What are my immigration options after I graduate in the U.S.?

Your admission on an F-1 visa ends with the allowance of a term of 60 days after your graduation in the United States unless you secure a new visa. Studying for your Bachelor’s Degree or higher on a U.S. campus leaves many options to both gain experience in your career and to stay in the United States, both temporarily and permanently depending on your circumstances. To begin building your skill set and career, you should consider partaking in practical training and internships while you are enrolled in your degree program. Your level of expertise upon graduation will improve your possibilities to both secure employment and to stay in the United States upon graduation.

Two options to work in the United States while you are studying are 1) Curricular Practical Training (CPT) completed during each applicable semester of study and 2) Optional Practical Training (OPT). This extension allows you to look for work in the U.S. in your area of study. If you study in the United States for at least one full academic year, you might be eligible to receive OPT at graduation and if your field of endeavor is on a STEM (Science, Technology, Engineering, and Mathematics) career track you may be eligible for STEM OPT. OPT is a 12-month extension to your F-1 visa status and STEM OPT is an additional 24 months extension. To find out more about earning course credits and/or enhancing your job skills in your field of endeavor, you should speak directly to your designated school official or international student counselor. These training options will assist in building job skills, networking with employers in your career field, and potentially finding an employment-based visa sponsor.

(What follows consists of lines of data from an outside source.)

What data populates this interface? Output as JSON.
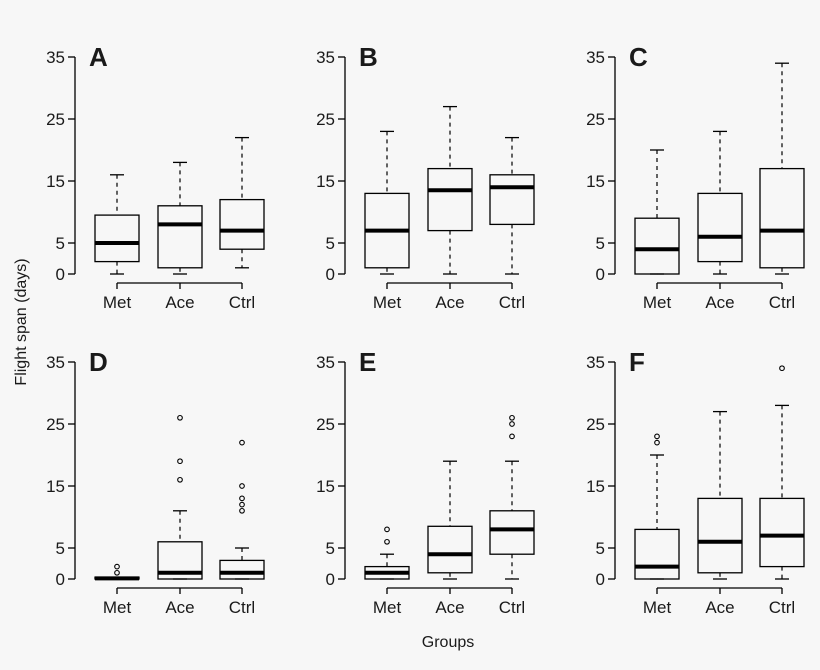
{
  "figure": {
    "ylabel": "Flight span (days)",
    "xlabel": "Groups",
    "colors": {
      "line": "#000000",
      "text": "#1a1a1a",
      "background": "#f7f7f7"
    }
  },
  "chart_data": [
    {
      "type": "boxplot",
      "panel": "A",
      "categories": [
        "Met",
        "Ace",
        "Ctrl"
      ],
      "yticks": [
        0,
        5,
        15,
        25,
        35
      ],
      "ylim": [
        0,
        35
      ],
      "boxes": [
        {
          "min": 0,
          "q1": 2,
          "median": 5,
          "q3": 9.5,
          "max": 16,
          "outliers": []
        },
        {
          "min": 0,
          "q1": 1,
          "median": 8,
          "q3": 11,
          "max": 18,
          "outliers": []
        },
        {
          "min": 1,
          "q1": 4,
          "median": 7,
          "q3": 12,
          "max": 22,
          "outliers": []
        }
      ]
    },
    {
      "type": "boxplot",
      "panel": "B",
      "categories": [
        "Met",
        "Ace",
        "Ctrl"
      ],
      "yticks": [
        0,
        5,
        15,
        25,
        35
      ],
      "ylim": [
        0,
        35
      ],
      "boxes": [
        {
          "min": 0,
          "q1": 1,
          "median": 7,
          "q3": 13,
          "max": 23,
          "outliers": []
        },
        {
          "min": 0,
          "q1": 7,
          "median": 13.5,
          "q3": 17,
          "max": 27,
          "outliers": []
        },
        {
          "min": 0,
          "q1": 8,
          "median": 14,
          "q3": 16,
          "max": 22,
          "outliers": []
        }
      ]
    },
    {
      "type": "boxplot",
      "panel": "C",
      "categories": [
        "Met",
        "Ace",
        "Ctrl"
      ],
      "yticks": [
        0,
        5,
        15,
        25,
        35
      ],
      "ylim": [
        0,
        35
      ],
      "boxes": [
        {
          "min": 0,
          "q1": 0,
          "median": 4,
          "q3": 9,
          "max": 20,
          "outliers": []
        },
        {
          "min": 0,
          "q1": 2,
          "median": 6,
          "q3": 13,
          "max": 23,
          "outliers": []
        },
        {
          "min": 0,
          "q1": 1,
          "median": 7,
          "q3": 17,
          "max": 34,
          "outliers": []
        }
      ]
    },
    {
      "type": "boxplot",
      "panel": "D",
      "categories": [
        "Met",
        "Ace",
        "Ctrl"
      ],
      "yticks": [
        0,
        5,
        15,
        25,
        35
      ],
      "ylim": [
        0,
        35
      ],
      "boxes": [
        {
          "min": 0,
          "q1": 0,
          "median": 0.1,
          "q3": 0.3,
          "max": 0.3,
          "outliers": [
            1,
            2
          ]
        },
        {
          "min": 0,
          "q1": 0,
          "median": 1,
          "q3": 6,
          "max": 11,
          "outliers": [
            16,
            19,
            26
          ]
        },
        {
          "min": 0,
          "q1": 0,
          "median": 1,
          "q3": 3,
          "max": 5,
          "outliers": [
            11,
            12,
            13,
            15,
            22
          ]
        }
      ]
    },
    {
      "type": "boxplot",
      "panel": "E",
      "categories": [
        "Met",
        "Ace",
        "Ctrl"
      ],
      "yticks": [
        0,
        5,
        15,
        25,
        35
      ],
      "ylim": [
        0,
        35
      ],
      "boxes": [
        {
          "min": 0,
          "q1": 0,
          "median": 1,
          "q3": 2,
          "max": 4,
          "outliers": [
            6,
            8
          ]
        },
        {
          "min": 0,
          "q1": 1,
          "median": 4,
          "q3": 8.5,
          "max": 19,
          "outliers": []
        },
        {
          "min": 0,
          "q1": 4,
          "median": 8,
          "q3": 11,
          "max": 19,
          "outliers": [
            23,
            25,
            26
          ]
        }
      ]
    },
    {
      "type": "boxplot",
      "panel": "F",
      "categories": [
        "Met",
        "Ace",
        "Ctrl"
      ],
      "yticks": [
        0,
        5,
        15,
        25,
        35
      ],
      "ylim": [
        0,
        35
      ],
      "boxes": [
        {
          "min": 0,
          "q1": 0,
          "median": 2,
          "q3": 8,
          "max": 20,
          "outliers": [
            22,
            23
          ]
        },
        {
          "min": 0,
          "q1": 1,
          "median": 6,
          "q3": 13,
          "max": 27,
          "outliers": []
        },
        {
          "min": 0,
          "q1": 2,
          "median": 7,
          "q3": 13,
          "max": 28,
          "outliers": [
            34
          ]
        }
      ]
    }
  ]
}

Can I stay after my OPT expires?

Once your OPT expires, you will need to consider further immigration options. Immigration options at this point include 1) an employment-based sponsor or 2) an employment-based self-petition.

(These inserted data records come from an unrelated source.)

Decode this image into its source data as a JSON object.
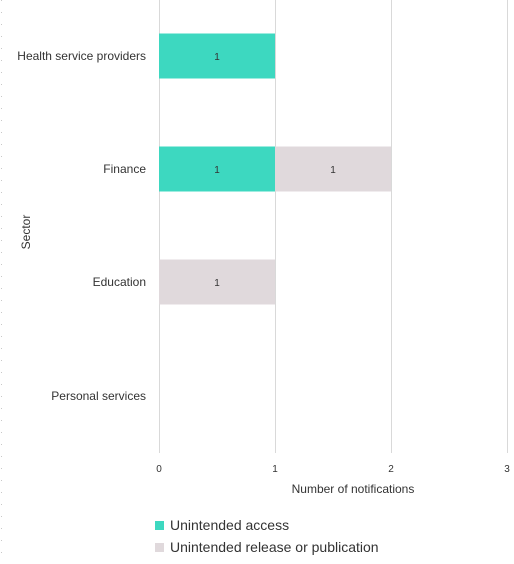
{
  "chart_data": {
    "type": "bar",
    "orientation": "horizontal",
    "stacked": true,
    "categories": [
      "Health service providers",
      "Finance",
      "Education",
      "Personal services"
    ],
    "series": [
      {
        "name": "Unintended access",
        "color": "#3dd8c0",
        "values": [
          1,
          1,
          0,
          0
        ]
      },
      {
        "name": "Unintended release or publication",
        "color": "#e0d9dc",
        "values": [
          0,
          1,
          1,
          0
        ]
      }
    ],
    "xlabel": "Number of notifications",
    "ylabel": "Sector",
    "xlim": [
      0,
      3
    ],
    "xticks": [
      "0",
      "1",
      "2",
      "3"
    ],
    "grid": true,
    "legend": "bottom"
  }
}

In the United States, a common and temporary employer-sponsored visa is the H1B visa. This visa is granted to specialty occupations, including science, engineering, medicine, accounting, data analysis, among others. To be eligible, a United States-based sponsoring employer must apply with the United States Citizenship and Immigration Services for the visa, on your behalf. This application should be submitted in what is commonly known as “the lottery”, which takes place in April of each year. Only 85,000 visas are issued among applicants each year, so many applicants will not receive a visa. An H1B visa can be extended to a term of 6 years and you may travel on your H1B visa with the appropriate documentation in your passport.

Can I obtain a Green Card through my job?

There are two options toward a Green Card through your employment:

1) your company sponsoring an application for your green card or

2) a self-petition for an employment-based green card, if your endeavor is in the national interest of the United States.